We'll bring the stuff out and invite the press to take pictures. How's that for credibility?
Posted by:Steve White

#7  Oh, THAT nuclear material!
Posted by: Anonymous   2003-04-11 12:12:35  

#6  Ack! What I meant to say was..

JAB: My thoughts exactly. (new line)
Posted by: Ptah   2003-04-11 08:27:33  

#5  JAB: Hmm. You'd think our marines would knowingly break an IAEA seal if they saw one?
Posted by: Ptah   2003-04-11 08:26:43  

#4  Let's hope that the reports of HEU or Pu are wrong. If they are correct, we almost have to assume the material is now in the hands of terrorists.
Posted by: JAB   2003-04-11 07:44:33  

#3  ' "What happened apparently was that they broke IAEA seals, which is very unfortunate because those seals are integral to ensuring that nuclear material doesn't get diverted," the expert said, speaking on condition of anonymity.'

In the sense that wishing is integral to making it so? Was it even possible to underestimate the effectiveness of those morons?
Posted by: VAMark   2003-04-11 07:15:08  

#2  lefties are trying to spin it was OK just low-grade uranium, knew all about it etc.

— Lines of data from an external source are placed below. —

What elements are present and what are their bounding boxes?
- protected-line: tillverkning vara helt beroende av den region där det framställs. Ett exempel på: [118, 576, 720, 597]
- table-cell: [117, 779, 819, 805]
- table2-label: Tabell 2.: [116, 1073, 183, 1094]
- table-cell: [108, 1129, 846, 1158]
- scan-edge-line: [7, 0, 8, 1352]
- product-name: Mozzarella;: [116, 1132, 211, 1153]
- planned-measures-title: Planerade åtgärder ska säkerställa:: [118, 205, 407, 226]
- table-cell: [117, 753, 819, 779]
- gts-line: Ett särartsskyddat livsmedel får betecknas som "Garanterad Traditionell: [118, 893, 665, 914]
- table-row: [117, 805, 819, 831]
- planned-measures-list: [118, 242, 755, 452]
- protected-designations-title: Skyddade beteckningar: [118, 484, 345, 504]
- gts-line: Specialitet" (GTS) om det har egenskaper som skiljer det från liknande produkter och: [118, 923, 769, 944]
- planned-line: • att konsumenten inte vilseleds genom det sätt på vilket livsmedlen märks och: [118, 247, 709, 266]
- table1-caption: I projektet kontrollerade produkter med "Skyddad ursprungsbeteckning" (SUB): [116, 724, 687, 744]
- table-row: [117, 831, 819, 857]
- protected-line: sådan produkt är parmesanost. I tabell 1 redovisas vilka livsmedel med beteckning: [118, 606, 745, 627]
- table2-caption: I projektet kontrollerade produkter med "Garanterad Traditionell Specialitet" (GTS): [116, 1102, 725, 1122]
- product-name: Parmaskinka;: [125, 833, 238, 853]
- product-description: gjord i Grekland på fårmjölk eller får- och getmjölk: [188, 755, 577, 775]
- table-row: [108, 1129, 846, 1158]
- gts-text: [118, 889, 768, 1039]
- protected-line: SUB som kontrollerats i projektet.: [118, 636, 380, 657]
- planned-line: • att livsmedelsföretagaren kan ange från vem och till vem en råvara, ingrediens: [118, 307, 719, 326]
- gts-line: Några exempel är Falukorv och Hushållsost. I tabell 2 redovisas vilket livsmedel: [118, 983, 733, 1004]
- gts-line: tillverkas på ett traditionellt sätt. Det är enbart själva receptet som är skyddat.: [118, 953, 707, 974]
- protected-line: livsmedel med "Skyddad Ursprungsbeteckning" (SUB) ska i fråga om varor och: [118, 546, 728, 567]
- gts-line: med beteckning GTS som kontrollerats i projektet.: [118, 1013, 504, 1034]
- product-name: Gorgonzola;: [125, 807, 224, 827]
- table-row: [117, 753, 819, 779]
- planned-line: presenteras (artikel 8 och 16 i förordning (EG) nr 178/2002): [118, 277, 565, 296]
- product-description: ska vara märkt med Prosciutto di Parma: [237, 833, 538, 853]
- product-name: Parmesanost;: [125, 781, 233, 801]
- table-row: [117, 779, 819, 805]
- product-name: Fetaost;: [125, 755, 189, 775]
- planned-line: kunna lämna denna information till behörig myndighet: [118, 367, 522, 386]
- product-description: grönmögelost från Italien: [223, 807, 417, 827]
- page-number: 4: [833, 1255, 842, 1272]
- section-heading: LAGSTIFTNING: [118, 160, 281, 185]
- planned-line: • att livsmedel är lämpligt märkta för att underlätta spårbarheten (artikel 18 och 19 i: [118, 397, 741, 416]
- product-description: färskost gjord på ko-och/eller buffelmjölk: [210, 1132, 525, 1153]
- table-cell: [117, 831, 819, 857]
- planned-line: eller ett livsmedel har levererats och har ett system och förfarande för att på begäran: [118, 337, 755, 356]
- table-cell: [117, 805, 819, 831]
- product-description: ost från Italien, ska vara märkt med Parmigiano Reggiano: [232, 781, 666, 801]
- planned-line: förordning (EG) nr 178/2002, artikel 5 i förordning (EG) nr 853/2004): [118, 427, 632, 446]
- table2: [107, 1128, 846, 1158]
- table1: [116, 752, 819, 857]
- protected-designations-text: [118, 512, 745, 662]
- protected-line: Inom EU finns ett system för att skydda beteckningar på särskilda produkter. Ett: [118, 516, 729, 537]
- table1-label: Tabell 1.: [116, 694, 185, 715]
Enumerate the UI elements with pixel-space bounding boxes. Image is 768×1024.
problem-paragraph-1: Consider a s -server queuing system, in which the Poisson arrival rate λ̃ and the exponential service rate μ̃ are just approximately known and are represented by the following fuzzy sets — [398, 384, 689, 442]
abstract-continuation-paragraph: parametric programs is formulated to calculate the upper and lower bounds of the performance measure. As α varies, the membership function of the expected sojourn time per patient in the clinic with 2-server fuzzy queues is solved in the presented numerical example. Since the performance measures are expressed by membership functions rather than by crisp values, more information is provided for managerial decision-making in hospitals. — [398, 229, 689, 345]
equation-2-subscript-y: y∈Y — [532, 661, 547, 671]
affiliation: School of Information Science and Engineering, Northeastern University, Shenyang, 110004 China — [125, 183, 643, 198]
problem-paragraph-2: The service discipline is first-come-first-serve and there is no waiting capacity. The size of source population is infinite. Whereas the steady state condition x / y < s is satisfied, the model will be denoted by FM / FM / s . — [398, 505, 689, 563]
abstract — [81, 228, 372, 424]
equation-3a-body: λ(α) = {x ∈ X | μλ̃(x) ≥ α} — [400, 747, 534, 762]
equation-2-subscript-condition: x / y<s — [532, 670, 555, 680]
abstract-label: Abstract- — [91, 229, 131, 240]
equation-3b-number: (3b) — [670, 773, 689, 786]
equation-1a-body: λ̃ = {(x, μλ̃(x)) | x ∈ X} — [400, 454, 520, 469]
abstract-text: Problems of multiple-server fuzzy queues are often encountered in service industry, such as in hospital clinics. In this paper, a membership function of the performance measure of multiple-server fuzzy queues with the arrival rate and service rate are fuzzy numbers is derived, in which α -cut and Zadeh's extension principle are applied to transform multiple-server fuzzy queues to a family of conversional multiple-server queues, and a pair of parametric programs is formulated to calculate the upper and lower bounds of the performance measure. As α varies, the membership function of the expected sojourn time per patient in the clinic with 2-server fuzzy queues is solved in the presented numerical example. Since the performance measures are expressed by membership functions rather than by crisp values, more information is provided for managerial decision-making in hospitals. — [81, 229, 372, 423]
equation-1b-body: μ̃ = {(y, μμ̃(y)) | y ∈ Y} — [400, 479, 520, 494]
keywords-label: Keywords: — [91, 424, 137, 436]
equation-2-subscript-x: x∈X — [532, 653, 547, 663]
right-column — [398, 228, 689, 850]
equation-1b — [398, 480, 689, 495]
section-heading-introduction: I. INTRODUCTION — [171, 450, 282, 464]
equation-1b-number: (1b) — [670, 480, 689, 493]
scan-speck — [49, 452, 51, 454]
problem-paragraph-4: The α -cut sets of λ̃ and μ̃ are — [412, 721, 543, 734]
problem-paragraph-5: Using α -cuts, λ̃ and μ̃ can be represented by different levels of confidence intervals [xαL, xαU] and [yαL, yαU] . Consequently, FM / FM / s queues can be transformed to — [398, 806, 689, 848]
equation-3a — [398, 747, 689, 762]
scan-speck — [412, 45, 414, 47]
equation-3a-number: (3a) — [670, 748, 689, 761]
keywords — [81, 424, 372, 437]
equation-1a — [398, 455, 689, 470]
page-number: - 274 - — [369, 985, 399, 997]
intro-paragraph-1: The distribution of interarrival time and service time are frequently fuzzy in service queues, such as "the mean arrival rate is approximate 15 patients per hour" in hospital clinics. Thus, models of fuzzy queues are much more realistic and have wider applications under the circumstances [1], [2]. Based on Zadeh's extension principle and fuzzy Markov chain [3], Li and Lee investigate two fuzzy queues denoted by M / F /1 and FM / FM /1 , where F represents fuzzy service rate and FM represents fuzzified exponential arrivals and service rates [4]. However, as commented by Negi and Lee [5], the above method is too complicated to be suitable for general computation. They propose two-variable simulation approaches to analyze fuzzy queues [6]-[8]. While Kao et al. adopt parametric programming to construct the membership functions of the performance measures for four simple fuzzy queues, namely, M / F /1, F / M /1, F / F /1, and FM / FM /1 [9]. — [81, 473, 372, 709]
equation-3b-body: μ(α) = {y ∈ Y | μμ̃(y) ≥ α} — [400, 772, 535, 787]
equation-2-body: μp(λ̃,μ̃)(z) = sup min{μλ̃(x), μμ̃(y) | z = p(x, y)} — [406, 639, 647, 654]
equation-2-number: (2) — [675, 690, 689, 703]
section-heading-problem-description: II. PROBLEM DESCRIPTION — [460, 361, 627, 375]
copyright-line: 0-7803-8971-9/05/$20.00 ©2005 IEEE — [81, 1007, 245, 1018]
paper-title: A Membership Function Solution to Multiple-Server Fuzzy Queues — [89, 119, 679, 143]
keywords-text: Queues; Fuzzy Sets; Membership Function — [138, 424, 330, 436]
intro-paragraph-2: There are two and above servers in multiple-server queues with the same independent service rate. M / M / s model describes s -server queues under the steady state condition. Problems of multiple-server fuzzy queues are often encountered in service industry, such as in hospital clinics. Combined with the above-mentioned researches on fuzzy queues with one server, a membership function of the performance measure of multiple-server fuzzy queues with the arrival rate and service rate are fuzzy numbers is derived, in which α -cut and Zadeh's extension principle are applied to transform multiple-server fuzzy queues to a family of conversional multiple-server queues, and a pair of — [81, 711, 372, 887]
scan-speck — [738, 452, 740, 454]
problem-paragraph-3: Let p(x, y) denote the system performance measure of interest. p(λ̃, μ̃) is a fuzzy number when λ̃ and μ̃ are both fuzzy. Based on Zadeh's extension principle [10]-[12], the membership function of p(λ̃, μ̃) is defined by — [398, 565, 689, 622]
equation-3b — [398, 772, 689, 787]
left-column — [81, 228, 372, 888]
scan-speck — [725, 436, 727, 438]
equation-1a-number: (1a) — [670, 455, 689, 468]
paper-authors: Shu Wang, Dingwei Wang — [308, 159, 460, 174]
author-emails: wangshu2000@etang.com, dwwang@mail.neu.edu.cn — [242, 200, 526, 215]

But low-grade uranium is NOT highly radioactive unless it has been greatly enriched... ie aluminium tubes.
Posted by: anon1   2003-04-11 06:33:48  

#1  The Iraqis were allowed to keep [several tons of low-grad uranium] because it was unfit for weapons use without costly and time-consuming enrichment.

And from yesterday's report on this we know that the underground complex, of which the IAEA seems to have been unaware, was adorned with warning signs of "Gas/Gaz". Uranium hexafluoride perhaps? High-spec coated aluminum tubes imported for "rockets"? I'll wager that there's a gas centrifuge enrichment program at some stage of development on site. It's a good thing the IAEA put stickers on all of that nuclear material so the Iraqis couldn't move it a few yards to the probable enrichment facility.